– Народ, это верно, разъярился бы, пожалуй… Обязательно разъярился бы, батюшка! – добавил он уверенней и продолжал с внезапной угрозой в голосе:
– И тебя бы убил, да и нас переколол бы… А почему так? А потому, что вы, батюшка, укрепу из-под ног у него, у народа-то, вышибли бы, надежду его рушили бы, даль-дорогу ему затмили бы.

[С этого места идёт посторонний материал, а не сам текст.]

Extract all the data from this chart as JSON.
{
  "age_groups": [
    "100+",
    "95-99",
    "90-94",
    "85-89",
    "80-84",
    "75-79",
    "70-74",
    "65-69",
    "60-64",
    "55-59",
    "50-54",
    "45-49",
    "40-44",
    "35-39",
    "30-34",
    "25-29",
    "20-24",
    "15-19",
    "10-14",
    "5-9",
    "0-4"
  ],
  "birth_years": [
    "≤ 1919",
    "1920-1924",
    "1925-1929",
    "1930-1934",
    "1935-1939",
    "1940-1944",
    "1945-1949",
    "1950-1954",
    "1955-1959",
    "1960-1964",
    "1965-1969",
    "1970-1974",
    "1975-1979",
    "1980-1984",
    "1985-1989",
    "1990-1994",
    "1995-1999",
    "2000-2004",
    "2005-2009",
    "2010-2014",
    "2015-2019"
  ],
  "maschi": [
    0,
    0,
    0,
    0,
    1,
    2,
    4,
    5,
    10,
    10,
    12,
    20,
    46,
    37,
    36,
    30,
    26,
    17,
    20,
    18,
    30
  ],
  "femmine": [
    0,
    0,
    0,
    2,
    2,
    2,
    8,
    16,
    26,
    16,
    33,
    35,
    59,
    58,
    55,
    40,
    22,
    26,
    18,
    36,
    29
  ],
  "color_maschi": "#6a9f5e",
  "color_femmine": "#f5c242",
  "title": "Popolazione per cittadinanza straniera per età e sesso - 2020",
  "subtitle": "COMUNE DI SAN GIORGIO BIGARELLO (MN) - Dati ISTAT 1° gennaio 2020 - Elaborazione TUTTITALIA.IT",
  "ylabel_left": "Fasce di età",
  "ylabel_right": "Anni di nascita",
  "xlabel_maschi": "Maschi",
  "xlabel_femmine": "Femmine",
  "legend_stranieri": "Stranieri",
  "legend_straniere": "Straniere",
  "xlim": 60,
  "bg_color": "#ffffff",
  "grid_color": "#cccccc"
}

А первей всего – за обман! Ведь не всякий простит обман-то… Эх, да чего там!.. и поздненько нынче про это про все талалакать…
– Поздненько, ваше величество, – повторил и шадривый, неразговорчивый Максим Горшков, двигая вверх-вниз бровями. – Взялся за гуж, не говори, что не дюж.
– Это самое, – вскинув на него глаза, сердито буркнул Пугачёв и отошел к окну, за которым чернела глухая ночь.
Горшков и Шигаев переглянулись. Они, каждый по-своему, любили Пугачёва, но, охраняя свои интересы, все время зорко следили за ним. И теперь им обоим вдруг с ясностью припомнилась далекая потайная ночь в бане, припомнилось крестное целование и клятва – признать Емельяна за царя, дабы служить ему верно… Будь же здоров, будь до конца благополучен, отец наш, Емельян Иваныч! Благополучен и… послушен: затеяли дело вместях, так уж не брыкайся, ваше величество, не куролесь…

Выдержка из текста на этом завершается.